Installation Failed on Windows Machine

If the installation failed on a Windows Source server, check the following:

  1. .NET Framework

    Verify that .NET Framework version 3.5 or above is installed on your Windows Source servers.

  2. Free disk space

    Verify that there is at least 1 GB of free disk space on the root directory (C:\) of your Source servers for the installation.

  3. net.exe and sc.exe location 

    Verify that the net.exe and/or sc.exe files, located by default in the C:\Windows\System32 folder, are included in the PATH Environment Variable.

    1. Navigate to Control Panel >System and Security >System >Advanced system settings.

    2. On the System Properties dialog box Advanced tab, click the Environment Variables button.

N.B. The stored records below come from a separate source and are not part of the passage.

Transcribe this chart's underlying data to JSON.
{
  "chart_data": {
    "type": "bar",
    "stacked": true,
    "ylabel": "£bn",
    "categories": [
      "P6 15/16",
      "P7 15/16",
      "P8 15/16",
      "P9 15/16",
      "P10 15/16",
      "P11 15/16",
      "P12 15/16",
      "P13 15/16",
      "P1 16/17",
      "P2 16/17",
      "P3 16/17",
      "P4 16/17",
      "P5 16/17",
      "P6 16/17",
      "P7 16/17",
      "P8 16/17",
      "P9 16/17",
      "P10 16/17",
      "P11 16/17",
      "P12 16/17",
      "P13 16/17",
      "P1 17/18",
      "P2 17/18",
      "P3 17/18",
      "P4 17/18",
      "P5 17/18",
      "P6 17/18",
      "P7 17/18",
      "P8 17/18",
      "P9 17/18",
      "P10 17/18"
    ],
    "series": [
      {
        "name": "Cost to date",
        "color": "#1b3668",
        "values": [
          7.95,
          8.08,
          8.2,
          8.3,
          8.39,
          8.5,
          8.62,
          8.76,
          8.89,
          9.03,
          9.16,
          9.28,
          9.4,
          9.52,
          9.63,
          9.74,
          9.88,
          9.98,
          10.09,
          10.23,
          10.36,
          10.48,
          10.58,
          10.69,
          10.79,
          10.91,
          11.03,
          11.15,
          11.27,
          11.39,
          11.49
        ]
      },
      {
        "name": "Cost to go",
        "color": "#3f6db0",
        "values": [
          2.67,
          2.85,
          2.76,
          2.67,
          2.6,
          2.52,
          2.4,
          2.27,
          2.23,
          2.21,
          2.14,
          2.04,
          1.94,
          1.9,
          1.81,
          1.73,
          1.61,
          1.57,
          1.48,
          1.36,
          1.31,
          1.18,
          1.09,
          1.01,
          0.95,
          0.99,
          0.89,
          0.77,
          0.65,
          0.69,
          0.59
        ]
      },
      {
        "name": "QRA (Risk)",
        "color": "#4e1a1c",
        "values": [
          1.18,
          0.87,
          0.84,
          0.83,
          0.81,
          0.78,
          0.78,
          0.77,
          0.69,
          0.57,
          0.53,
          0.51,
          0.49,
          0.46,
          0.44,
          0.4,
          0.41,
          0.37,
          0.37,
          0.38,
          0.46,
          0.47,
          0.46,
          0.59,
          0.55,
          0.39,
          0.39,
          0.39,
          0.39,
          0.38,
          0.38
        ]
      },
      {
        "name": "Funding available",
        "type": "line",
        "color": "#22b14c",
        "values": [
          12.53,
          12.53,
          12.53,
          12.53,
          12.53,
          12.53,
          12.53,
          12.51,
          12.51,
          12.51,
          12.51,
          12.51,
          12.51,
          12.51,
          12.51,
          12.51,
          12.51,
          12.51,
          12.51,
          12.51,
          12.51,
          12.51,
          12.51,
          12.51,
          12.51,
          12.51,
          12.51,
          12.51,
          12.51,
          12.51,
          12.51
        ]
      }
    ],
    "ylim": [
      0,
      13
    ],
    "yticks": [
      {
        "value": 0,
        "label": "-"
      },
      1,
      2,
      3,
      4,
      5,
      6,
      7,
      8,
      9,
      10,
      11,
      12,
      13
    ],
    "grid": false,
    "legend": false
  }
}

    3. On the System Variables section of the Environment Variables pane, select the Path variable. Then, click the Edit button to view its contents.

    4. On the Edit System Variable pane, review the defined paths in the Variable value field. If the path of the net.exe and/or sc.exe files does not appear there, manually add it to the Variable value field, and click OK.

Windows – Installation Failed - Request Signature

If the AWS Replication Agent installation fails on Windows with the following error:

botocore.exceptions.ClientError: An error occurred (InvalidSignatureException) when calling the GetAgentInstallationAssetsElastic Disaster RecoveryInternal operation: {"message":"The request signature we calculated does not match the signature you provided. Check your AWS Secret Access Key and signing method. Consult the service documentation for details.

Attempt to rerun the installer with power shell instead of CMD. At times, when the installer is ran in CMD, the AWS Secret Key does not get pasted properly into the installer and causes installation to fail.

Error – driver was compiled for a different kernel not loading

This error may manifest if a significant amount of time has passed between when you performed a failover and when you are performing a failback.

This error may occur on the source server or on the recovery instance. You can identify this error by looking at the agent log in /var/lib/aws-replication-agent/agent.log.0

To fix this issue on a recovery instance, reboot the recovery instance and reinstall the AWS Replication Agent as recovery instance.

To fix this issue on a source server, reboot the source server and then reinstall the AWS Replication Agent.

Error – certificate verify failed

This error (CERTIFICATE_VERIFY_FAILED) may indicate that the OS does not trust the certification authority used by our endpoints. To resolve this issue, try the following steps:

  1. Open Microsoft Edge or Internet Explorer to update the operating system trusted root certificates. This will work if the operating system does not have restrictions to download the certificates.

  2. If the first step does not resolve the issue, download and install the Amazon Root Certificates manually.